Steven Chiang fled to Asia (the SEC cites Chiang as a US visa holder residing in Singapore). There he went on to launch the Global Sponsorship Network Ponzi scheme in late 2020.

As of mid 2021 Global Sponsorship had collapsed twice. The third reboot doesn’t appear to have taken off.

James Hardy hired a lawyer to threaten anyone who complained about ShareNode and Nasgo investor losses.

It is through correspondence between Hardy’s lawyer and BehindMLM reader in late 2019, that we learned the SEC was investigating.

As cited by the SEC in their complaint;

In 2019, Hardy pled guilty to felony fraud in California for misappropriating investment funds from an elderly client, as part of an unrelated scheme.

I went looking for details on this case to plot a timeline against Hardy’s lawyer’s threats. Oddly enough I couldn’t find anything.

Maurice Chelliah (right), who also goes by Butch Chelliah, seems to have kept a relatively low profile after ShareNode and Nasgo.

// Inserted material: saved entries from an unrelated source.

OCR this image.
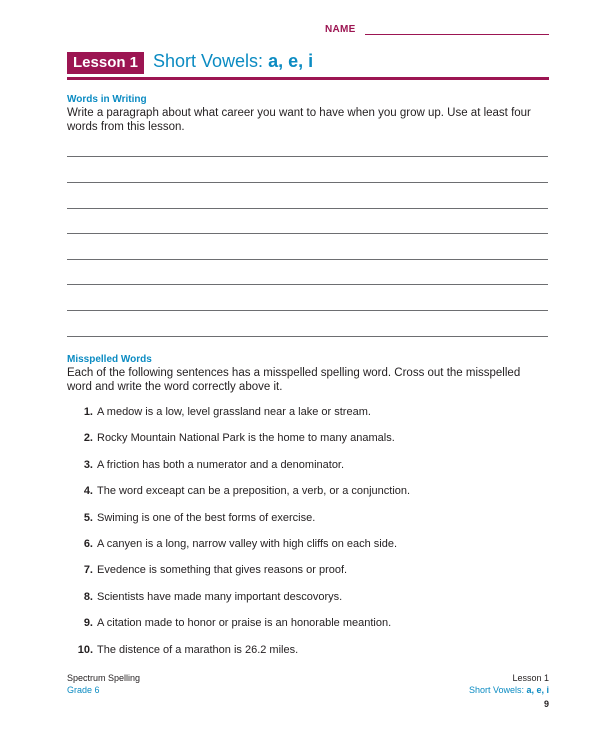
NAME
Lesson 1 Short Vowels: a, e, i
Words in Writing
Write a paragraph about what career you want to have when you grow up. Use at least four words from this lesson.
Misspelled Words
Each of the following sentences has a misspelled spelling word. Cross out the misspelled word and write the word correctly above it.
1. A medow is a low, level grassland near a lake or stream.
2. Rocky Mountain National Park is the home to many anamals.
3. A friction has both a numerator and a denominator.
4. The word exceapt can be a preposition, a verb, or a conjunction.
5. Swiming is one of the best forms of exercise.
6. A canyen is a long, narrow valley with high cliffs on each side.
7. Evedence is something that gives reasons or proof.
8. Scientists have made many important descovorys.
9. A citation made to honor or praise is an honorable meantion.
10. The distence of a marathon is 26.2 miles.
Spectrum Spelling
Grade 6
Lesson 1
Short Vowels: a, e, i
9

Again, as cited by the SEC in their complaint;

From 2001 through 2013, Chelliah held Series 6, 26, and 63 securities licenses and was associated with several registered broker-dealers from 2000 to 2010. In 2013, the Financial Industry Regulatory Authority (“FINRA”) barred Chelliah for mishandling investor funds.

Go figure.

I’ve added the SEC’s Nasgo/ShareNode case to BehindMLM’s calendar. Stay tuned for updates…

 

Update 11th May 2022 – On May 2nd the SEC filed two motions for judgment, one against Maurice Chelliah and the other against Eric Tippetts.

The motions were stricken from the record due to issues with local rules regarding the filings. Something about consenting to “Magistrate Judge jurisdiction”, which wasn’t done.

As at the time of the update there have been no further filings. I’m assuming at some point the SEC’s judgment motions will be refiled with the correct signatures.

Unfortunately as the motions were stricken, I don’t have access to the original filings to see the consented to judgments (effectively settlements).

 

Update 12th September 2022 – Eric Tippetts has settled the SEC’s fraud charges against him.

As of August 31st, Steve Chiang has been served via his New York attorney.

 

Update 24th December 2022 – The SEC has secured judgment against Maurice Chelliah.

Pending ongoing settlement discussions, Steve Chiang has been given till January 27th to file a response to the SEC’s Complaint.

 

Update 28th January 2023 – Steve Chiang filed his answer to the SEC’s Complaint on January 10th.